2022 Project Description

Modelling of resonantly excited nonlinear wave trains in Saturn's rings.
This project can be carried out remotely.

Supervisors

Marius Lehmann
Find out more about supervisors on ASIAA website

Task Description and Goals

Saturn's rings constitute one of the most spectacular structures in our solar system. In particular, Saturn's main rings exhibit a vast amount of fine structure, including gaps, ringlets, and waves, on various length scales ranging from roughly 1000km down to some 100m. Due to their proximity and consequent accessibility by space craft, Saturn's rings can serve as a "local laboratory" to study processes -- such as accretion and disc-satellite interactions -- that are also at work in proto-planetary discs. This project focuses on spiral density waves which are resonantly excited at so called Lindblad resonance locations in Saturn's "A" and "B" rings, generated by the co-orbital pair of moons "Janus" and "Epimetheus". These density waves are particularly intriguing, as the two moons that excite them swap their orbits roughly every 4 years. This causes the corresponding resonance locations to jump as well, leading to complex interactions of the resulting wave patterns that are still not fully understood.

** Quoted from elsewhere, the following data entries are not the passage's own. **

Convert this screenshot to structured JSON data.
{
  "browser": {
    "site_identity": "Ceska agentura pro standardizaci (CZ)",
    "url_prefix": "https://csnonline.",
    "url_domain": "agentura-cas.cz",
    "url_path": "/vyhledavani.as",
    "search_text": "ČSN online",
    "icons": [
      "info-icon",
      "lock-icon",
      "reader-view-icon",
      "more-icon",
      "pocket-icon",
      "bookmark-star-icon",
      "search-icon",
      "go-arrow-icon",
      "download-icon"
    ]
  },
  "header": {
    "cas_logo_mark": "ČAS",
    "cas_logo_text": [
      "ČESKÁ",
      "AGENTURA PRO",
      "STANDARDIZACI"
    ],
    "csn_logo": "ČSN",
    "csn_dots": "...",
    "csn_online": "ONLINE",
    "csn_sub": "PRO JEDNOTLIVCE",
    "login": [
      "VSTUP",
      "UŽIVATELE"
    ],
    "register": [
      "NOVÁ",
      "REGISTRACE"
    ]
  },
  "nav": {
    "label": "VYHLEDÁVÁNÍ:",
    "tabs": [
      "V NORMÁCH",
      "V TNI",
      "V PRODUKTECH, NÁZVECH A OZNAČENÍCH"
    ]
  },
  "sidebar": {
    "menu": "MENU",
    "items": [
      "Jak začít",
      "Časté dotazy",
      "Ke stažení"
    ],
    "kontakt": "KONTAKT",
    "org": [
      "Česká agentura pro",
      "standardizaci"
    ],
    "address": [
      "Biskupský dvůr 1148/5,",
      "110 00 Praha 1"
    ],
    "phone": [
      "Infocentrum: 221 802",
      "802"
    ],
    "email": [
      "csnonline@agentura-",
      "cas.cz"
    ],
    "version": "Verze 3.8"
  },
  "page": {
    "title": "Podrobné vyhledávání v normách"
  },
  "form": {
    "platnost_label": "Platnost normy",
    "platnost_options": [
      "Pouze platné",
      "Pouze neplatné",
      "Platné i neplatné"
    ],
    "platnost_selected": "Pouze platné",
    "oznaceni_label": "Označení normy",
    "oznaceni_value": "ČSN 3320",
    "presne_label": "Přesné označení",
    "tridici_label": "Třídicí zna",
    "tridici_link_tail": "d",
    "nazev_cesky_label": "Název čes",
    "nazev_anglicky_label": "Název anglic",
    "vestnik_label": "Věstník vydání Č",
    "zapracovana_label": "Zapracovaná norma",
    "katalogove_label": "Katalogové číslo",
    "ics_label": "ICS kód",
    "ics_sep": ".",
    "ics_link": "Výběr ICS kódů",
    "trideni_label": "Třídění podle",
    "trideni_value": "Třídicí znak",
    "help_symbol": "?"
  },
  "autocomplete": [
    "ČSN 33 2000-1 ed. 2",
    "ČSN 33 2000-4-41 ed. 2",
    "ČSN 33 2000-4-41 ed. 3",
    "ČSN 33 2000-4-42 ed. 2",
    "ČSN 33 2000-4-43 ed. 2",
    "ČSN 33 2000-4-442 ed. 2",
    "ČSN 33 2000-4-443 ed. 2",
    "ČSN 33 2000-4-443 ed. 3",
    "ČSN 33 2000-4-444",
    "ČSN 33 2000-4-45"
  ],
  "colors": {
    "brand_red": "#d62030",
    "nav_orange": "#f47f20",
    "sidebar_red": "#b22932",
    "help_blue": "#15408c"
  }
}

The goal of this project is to study the nonlinear evolution of these density waves. To this end hydrodynamic simulations will be carried out using the method of Lehmann et al. (2019). At the same time the student will evaluate and visualize data from existing simulations and will compare the results with observational data on these density waves. Of particular interest is a comparison with the results of Hedman & Nicholson (2016). Results of this project will potentially be included in a publication.

Required Background

Basic physics and mathematics. Basic programming/visualization skills. Good English communication skills. Experience with programming in FORTRAN and IDL would be advantageous.